Di dalam UU itu dijelaskan ada tiga bentuk karantina, yaitu karantina rumah, karantina rumah sakit, dan karantina wilayah. Karantina rumah difokuskan untuk mengisolasi yang terinfeksi di suatu rumah tertentu dengan pengawasan ketat. Semua kebutuhannya dipenuhi, termasuk pengobatan dan para medisnya.
"Karantina rumah sakit juga begitu. Hanya saja dilakukan di rumah sakit. Mereka yang sedang dirawat mestinya dijaga sehingga tidak bisa keluar rumah sakit sampai lolos uji dan dinyatakan sembuh," kata politikus PAN ini.
BACA JUGA: Kemendikbud: Cegah Penyebaran Corona, Hindari Upacara Wisuda
Sementara itu, karantina wilayah ini lebih mirip dengan lockdown di luar negeri. Penerapannya memang agak sulit dilaksanakan karena perlu kajian akademis. Termasuk memikirkan agar semua kebutuhan pokok warga dapat dipenuhi selama dilaksanakannya karantina.
Selain itu, mobilitas warga juga harus dikontrol. Jika tidak diperlukan, mereka tidak diperkenankan untuk keluar rumah dan meninggalkan area yang dikarantina.
BACA JUGA: Satu Warga Kabupaten Magelang Positif Corona
“Sekolah dan kampus diliburkan, keramaian dan kerumunan dilarang, para pekerja diminta bekerja di rumah, produksi dan distribusi pangan harus dipastikan aman, aparat kepolisian dan TNI harus menjaga agar warga tertib dan mengikuti semua instruksi pemerintah," kata Saleh.
Karenanya, legislator asal Sumatra Utara ini tetap mendesak agar tindakan ke arah itu harus dipersiapkan. Apalagi saat ini sudah ada gugus tugas yang dibentuk.
"Gugus tugas ini diharapkan dapat melibatkan para ahli dan akademisi untuk menentukan tindakan dan langkah yang terbaik yang harus dilakukan," kata Saleh.
Selain karantina, undang-undang itu juga memberikan alternatif untuk melakukan pembatasan sosial. Walaupun mirip dengan karantina, tetapi pembatasan sosial terkesan tidak begitu ketat.
Bedanya, pembatasan sosial kelihatannya lebih pada upaya membatasi orang-orang melakukan pertemuan dalam skala besar.
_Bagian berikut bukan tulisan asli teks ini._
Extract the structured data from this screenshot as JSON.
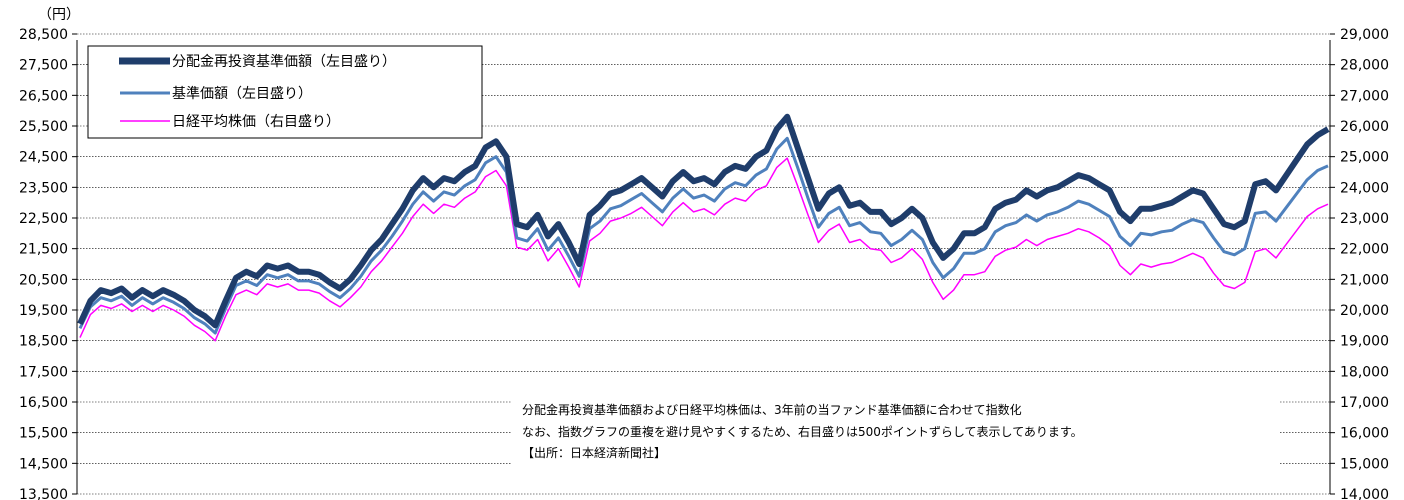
{
  "chart_data": {
    "type": "line",
    "unit_label": "（円）",
    "y_left": {
      "range": [
        13500,
        28500
      ],
      "ticks": [
        "13,500",
        "14,500",
        "15,500",
        "16,500",
        "17,500",
        "18,500",
        "19,500",
        "20,500",
        "21,500",
        "22,500",
        "23,500",
        "24,500",
        "25,500",
        "26,500",
        "27,500",
        "28,500"
      ]
    },
    "y_right": {
      "range": [
        14000,
        29000
      ],
      "ticks": [
        "14,000",
        "15,000",
        "16,000",
        "17,000",
        "18,000",
        "19,000",
        "20,000",
        "21,000",
        "22,000",
        "23,000",
        "24,000",
        "25,000",
        "26,000",
        "27,000",
        "28,000",
        "29,000"
      ]
    },
    "grid": true,
    "legend_position": "top-left",
    "series": [
      {
        "name": "分配金再投資基準価額（左目盛り）",
        "axis": "left",
        "color": "#1f3d6b",
        "values": [
          19050,
          19800,
          20150,
          20050,
          20200,
          19900,
          20150,
          19950,
          20150,
          20000,
          19800,
          19500,
          19300,
          19000,
          19800,
          20550,
          20750,
          20600,
          20950,
          20850,
          20950,
          20750,
          20750,
          20650,
          20400,
          20200,
          20500,
          20950,
          21450,
          21800,
          22300,
          22800,
          23400,
          23800,
          23500,
          23800,
          23700,
          24000,
          24200,
          24800,
          25000,
          24500,
          22300,
          22200,
          22600,
          21900,
          22300,
          21700,
          21000,
          22600,
          22900,
          23300,
          23400,
          23600,
          23800,
          23500,
          23200,
          23700,
          24000,
          23700,
          23800,
          23600,
          24000,
          24200,
          24100,
          24500,
          24700,
          25400,
          25800,
          24800,
          23800,
          22800,
          23300,
          23500,
          22900,
          23000,
          22700,
          22700,
          22300,
          22500,
          22800,
          22500,
          21700,
          21200,
          21500,
          22000,
          22000,
          22200,
          22800,
          23000,
          23100,
          23400,
          23200,
          23400,
          23500,
          23700,
          23900,
          23800,
          23600,
          23400,
          22700,
          22400,
          22800,
          22800,
          22900,
          23000,
          23200,
          23400,
          23300,
          22800,
          22300,
          22200,
          22400,
          23600,
          23700,
          23400,
          23900,
          24400,
          24900,
          25200,
          25400
        ]
      },
      {
        "name": "基準価額（左目盛り）",
        "axis": "left",
        "color": "#4f81bd",
        "values": [
          18900,
          19600,
          19900,
          19800,
          19950,
          19650,
          19900,
          19700,
          19900,
          19750,
          19550,
          19250,
          19050,
          18750,
          19550,
          20300,
          20450,
          20300,
          20650,
          20550,
          20650,
          20450,
          20450,
          20350,
          20100,
          19900,
          20200,
          20600,
          21100,
          21450,
          21900,
          22400,
          22950,
          23350,
          23050,
          23350,
          23250,
          23550,
          23750,
          24300,
          24500,
          24000,
          21850,
          21750,
          22150,
          21450,
          21850,
          21250,
          20600,
          22150,
          22400,
          22800,
          22900,
          23100,
          23300,
          23000,
          22700,
          23150,
          23450,
          23150,
          23250,
          23050,
          23450,
          23650,
          23550,
          23900,
          24100,
          24750,
          25100,
          24150,
          23150,
          22200,
          22650,
          22850,
          22250,
          22350,
          22050,
          22000,
          21600,
          21800,
          22100,
          21800,
          21050,
          20550,
          20850,
          21350,
          21350,
          21500,
          22050,
          22250,
          22350,
          22600,
          22400,
          22600,
          22700,
          22850,
          23050,
          22950,
          22750,
          22550,
          21900,
          21600,
          22000,
          21950,
          22050,
          22100,
          22300,
          22450,
          22350,
          21850,
          21400,
          21300,
          21500,
          22650,
          22700,
          22400,
          22850,
          23300,
          23750,
          24050,
          24200
        ]
      },
      {
        "name": "日経平均株価（右目盛り）",
        "axis": "right",
        "color": "#ff00ff",
        "values": [
          19100,
          19850,
          20150,
          20050,
          20200,
          19950,
          20150,
          19950,
          20150,
          20000,
          19800,
          19500,
          19300,
          19000,
          19800,
          20500,
          20650,
          20500,
          20850,
          20750,
          20850,
          20650,
          20650,
          20550,
          20300,
          20100,
          20400,
          20750,
          21250,
          21600,
          22050,
          22500,
          23050,
          23450,
          23150,
          23450,
          23350,
          23650,
          23850,
          24350,
          24550,
          24050,
          22050,
          21950,
          22300,
          21600,
          22000,
          21400,
          20750,
          22250,
          22500,
          22900,
          23000,
          23150,
          23350,
          23050,
          22750,
          23200,
          23500,
          23200,
          23300,
          23100,
          23450,
          23650,
          23550,
          23900,
          24050,
          24650,
          24950,
          24050,
          23100,
          22200,
          22600,
          22800,
          22200,
          22300,
          22000,
          21950,
          21550,
          21700,
          22000,
          21650,
          20900,
          20350,
          20650,
          21150,
          21150,
          21250,
          21750,
          21950,
          22050,
          22300,
          22100,
          22300,
          22400,
          22500,
          22650,
          22550,
          22350,
          22100,
          21450,
          21150,
          21500,
          21400,
          21500,
          21550,
          21700,
          21850,
          21700,
          21200,
          20800,
          20700,
          20900,
          21900,
          22000,
          21700,
          22150,
          22600,
          23050,
          23300,
          23450
        ]
      }
    ]
  },
  "note": {
    "line1": "分配金再投資基準価額および日経平均株価は、3年前の当ファンド基準価額に合わせて指数化",
    "line2": "なお、指数グラフの重複を避け見やすくするため、右目盛りは500ポイントずらして表示してあります。",
    "line3": "【出所：日本経済新聞社】"
  }
}
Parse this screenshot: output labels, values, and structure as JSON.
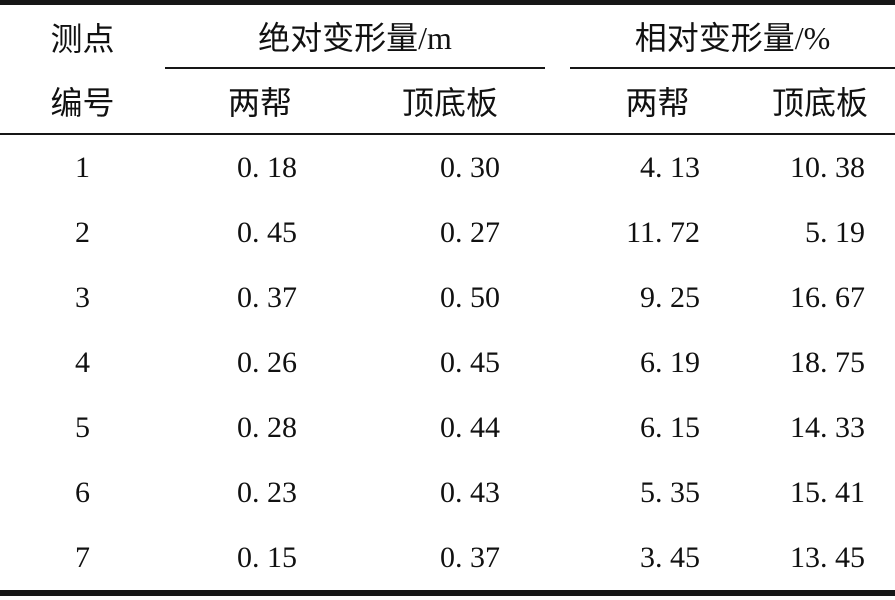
{
  "table": {
    "stub_header": {
      "line1": "测点",
      "line2": "编号"
    },
    "groups": [
      {
        "title": "绝对变形量/m",
        "sub": [
          "两帮",
          "顶底板"
        ]
      },
      {
        "title": "相对变形量/%",
        "sub": [
          "两帮",
          "顶底板"
        ]
      }
    ],
    "rows": [
      {
        "id": "1",
        "abs_sides": "0. 18",
        "abs_roof_floor": "0. 30",
        "rel_sides": "4. 13",
        "rel_roof_floor": "10. 38"
      },
      {
        "id": "2",
        "abs_sides": "0. 45",
        "abs_roof_floor": "0. 27",
        "rel_sides": "11. 72",
        "rel_roof_floor": "5. 19"
      },
      {
        "id": "3",
        "abs_sides": "0. 37",
        "abs_roof_floor": "0. 50",
        "rel_sides": "9. 25",
        "rel_roof_floor": "16. 67"
      },
      {
        "id": "4",
        "abs_sides": "0. 26",
        "abs_roof_floor": "0. 45",
        "rel_sides": "6. 19",
        "rel_roof_floor": "18. 75"
      },
      {
        "id": "5",
        "abs_sides": "0. 28",
        "abs_roof_floor": "0. 44",
        "rel_sides": "6. 15",
        "rel_roof_floor": "14. 33"
      },
      {
        "id": "6",
        "abs_sides": "0. 23",
        "abs_roof_floor": "0. 43",
        "rel_sides": "5. 35",
        "rel_roof_floor": "15. 41"
      },
      {
        "id": "7",
        "abs_sides": "0. 15",
        "abs_roof_floor": "0. 37",
        "rel_sides": "3. 45",
        "rel_roof_floor": "13. 45"
      }
    ],
    "colors": {
      "rule": "#161616",
      "text": "#111111",
      "background": "#ffffff"
    }
  },
  "chart_data": {
    "type": "table",
    "title": "",
    "columns": [
      "测点编号",
      "绝对变形量/m 两帮",
      "绝对变形量/m 顶底板",
      "相对变形量/% 两帮",
      "相对变形量/% 顶底板"
    ],
    "rows": [
      [
        1,
        0.18,
        0.3,
        4.13,
        10.38
      ],
      [
        2,
        0.45,
        0.27,
        11.72,
        5.19
      ],
      [
        3,
        0.37,
        0.5,
        9.25,
        16.67
      ],
      [
        4,
        0.26,
        0.45,
        6.19,
        18.75
      ],
      [
        5,
        0.28,
        0.44,
        6.15,
        14.33
      ],
      [
        6,
        0.23,
        0.43,
        5.35,
        15.41
      ],
      [
        7,
        0.15,
        0.37,
        3.45,
        13.45
      ]
    ]
  }
}
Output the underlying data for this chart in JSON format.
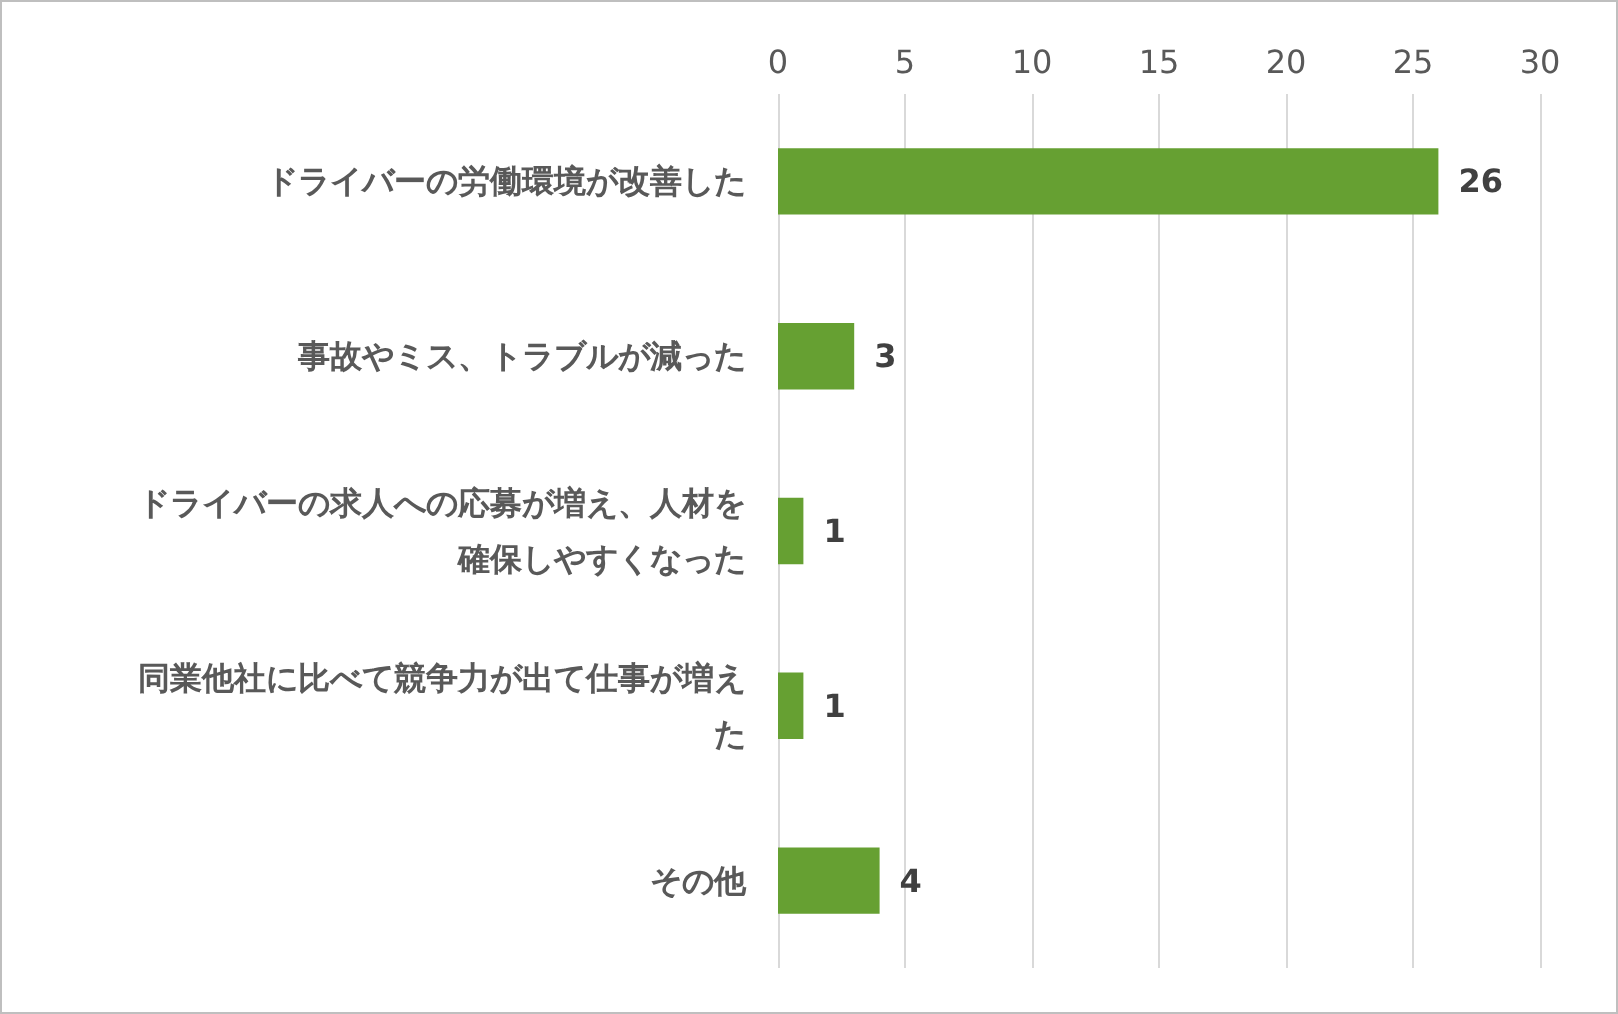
{
  "chart_data": {
    "type": "bar",
    "orientation": "horizontal",
    "categories": [
      "ドライバーの労働環境が改善した",
      "事故やミス、トラブルが減った",
      "ドライバーの求人への応募が増え、人材を確保しやすくなった",
      "同業他社に比べて競争力が出て仕事が増えた",
      "その他"
    ],
    "values": [
      26,
      3,
      1,
      1,
      4
    ],
    "color": "#66a032",
    "xlim": [
      0,
      30
    ],
    "xticks": [
      0,
      5,
      10,
      15,
      20,
      25,
      30
    ],
    "grid": "x",
    "data_labels": true
  }
}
Termasuk agenda-agenda sosial keagamaan, keumatan, kepemudaan, olah raga, tempat rekreasi, dan pusat-pusat perbelanjaan.
“Dari keempat alternatif itu, sejauh ini belum ada yang dilakukan secara baku. Kalaupun ada pembatasan sosial di daerah, itu justru lebih pada kebijakan kepala daerah. Ini yang mestinya disinergikan dengan kebijakan pemerintah pusat," katanya. (fat/jpnn)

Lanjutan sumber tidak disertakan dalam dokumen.